Entertainment > Movies > The Deep Blue Sea--a Movie Review
 

The Deep Blue Sea--a Movie Review


Comparing
British and American love stories, though I don't recall the last
Hollywood romance movie without crude, rude language , is almost like
comparing day and night. British romantic films are leisurely, getting
into who the characters are, less concerned with action, melodrama and
more with mood. "The Deep Blue Sea", based on a play written by Terence
Rattigan and produced on stage in 1952 was eventually made into a movie
starring Vivian Leigh. It has now been remade directed by Terence Davies
who adapted the play making changes and inventing different scenes but
keeping the basic story of a woman being caught between the devil and
the deep blue sea in a world after WW2.

Hester
(Rachel Weisz) is married to a man, Sir William Collyer (Simon Russell
Beale), 10 years older than she is who loves her more than she loves him
while she is more in love with Freddie Page (Tom Hiddleston) then he is
in love with her, who is 10 years younger than she is. The movie opens
with her attempting suicide and goes back and forth in time showing what
has brought her to this point and what happens after.

Sir
William refuses to give Hester a divorce so she and Freddie start
living as Mr. & Mrs. Page in a rundown apartment building in a part
of London that still hasn't recovered from the blitz just as Freddie
believes he hit his peak in the RAF during the war. Hester is willing,
and does, sacrifice everything for Freddie, including her dignity, while
he plays golf and drinks at the pubs with his friends. Each of them in
the triangle fails the other, each wanting the same thing, love, but not
getting it from the one they want.

I
don't know if then, or now, every customer in a pub sings but then,
just as the heroine does, everyone smokes. The city is still eroding
from the effects of the war and everything around it is drab from the
buildings to the dress.

Rachel
Weisz is perfect as Hester showing a strength and vulnerability that
would allow for loving too much and at the same time attempting suicide.
Simon Russell Beale brings the gentleman's acceptance of his wife no
longer loving him while Tom Hiddleston  gives us the man who loves, but
not enough, to give up his single ways.

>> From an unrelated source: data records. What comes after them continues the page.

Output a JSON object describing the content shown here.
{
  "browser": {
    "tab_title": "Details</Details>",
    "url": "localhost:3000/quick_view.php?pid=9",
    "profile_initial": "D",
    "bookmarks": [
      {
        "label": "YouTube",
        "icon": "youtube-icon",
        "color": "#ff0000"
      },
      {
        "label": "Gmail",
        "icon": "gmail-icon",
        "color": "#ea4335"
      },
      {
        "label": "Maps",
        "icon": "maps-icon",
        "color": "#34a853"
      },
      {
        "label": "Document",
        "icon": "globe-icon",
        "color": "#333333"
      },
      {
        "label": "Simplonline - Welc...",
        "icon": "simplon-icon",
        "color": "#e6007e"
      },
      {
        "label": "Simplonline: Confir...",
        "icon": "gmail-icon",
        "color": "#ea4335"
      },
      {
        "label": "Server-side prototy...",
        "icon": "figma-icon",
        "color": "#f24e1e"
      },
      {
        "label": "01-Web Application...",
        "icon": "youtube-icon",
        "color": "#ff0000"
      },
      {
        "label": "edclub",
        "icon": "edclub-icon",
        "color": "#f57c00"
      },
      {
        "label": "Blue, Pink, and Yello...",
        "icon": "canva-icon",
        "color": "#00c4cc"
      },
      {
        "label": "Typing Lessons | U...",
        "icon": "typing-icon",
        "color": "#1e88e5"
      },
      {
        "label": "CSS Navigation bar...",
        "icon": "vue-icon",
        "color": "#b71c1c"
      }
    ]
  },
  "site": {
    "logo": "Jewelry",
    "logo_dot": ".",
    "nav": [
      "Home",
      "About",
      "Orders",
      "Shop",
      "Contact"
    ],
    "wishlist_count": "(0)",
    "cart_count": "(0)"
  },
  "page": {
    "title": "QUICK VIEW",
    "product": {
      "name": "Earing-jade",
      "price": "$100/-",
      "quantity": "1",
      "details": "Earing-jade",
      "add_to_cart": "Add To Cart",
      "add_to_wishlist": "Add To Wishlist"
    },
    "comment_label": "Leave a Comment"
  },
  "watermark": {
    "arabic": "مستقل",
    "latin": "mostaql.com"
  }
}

Barbara Jefford as Sir William's
mother and Ann Mitchell as the landlady where Hester and Freddie live
both add strong characters representing the upper class and lower middle
class women of the time.

Terence
Davies' cuts out the underlying homosexual themes to add writing and
directorial things of his own but he allows Weisz in love or in despair
as much of the screen and time that she needs to good effect.

Concerto
for Violin and Orchestra, composed by Samuel Barber, is at times
perfect back ground music while at other times very intrusive. Would
everyone in a bar know the words to "You Belong To Me" as recorded by Jo
Stafford? Okay sometimes British films, like Hollywood films, bend the
rules.

posted on Mar 27, 2012 6:28 PM ()

Comments:

"You Belong To Me" was one of my favorite songs during high school. Doing a little research, I found that it was #1 for 19 weeks in the UK in 1952 so it is entirely possible that everyone knew the words. I still remember the words myself.
comment by boots586 on Mar 28, 2012 7:06 AM ()
More than one Brit has told me that was what they did back then--everybody sang in the pubs--I, too, remember all the words to You Belong To Me--no wonder our heads are so cluttered!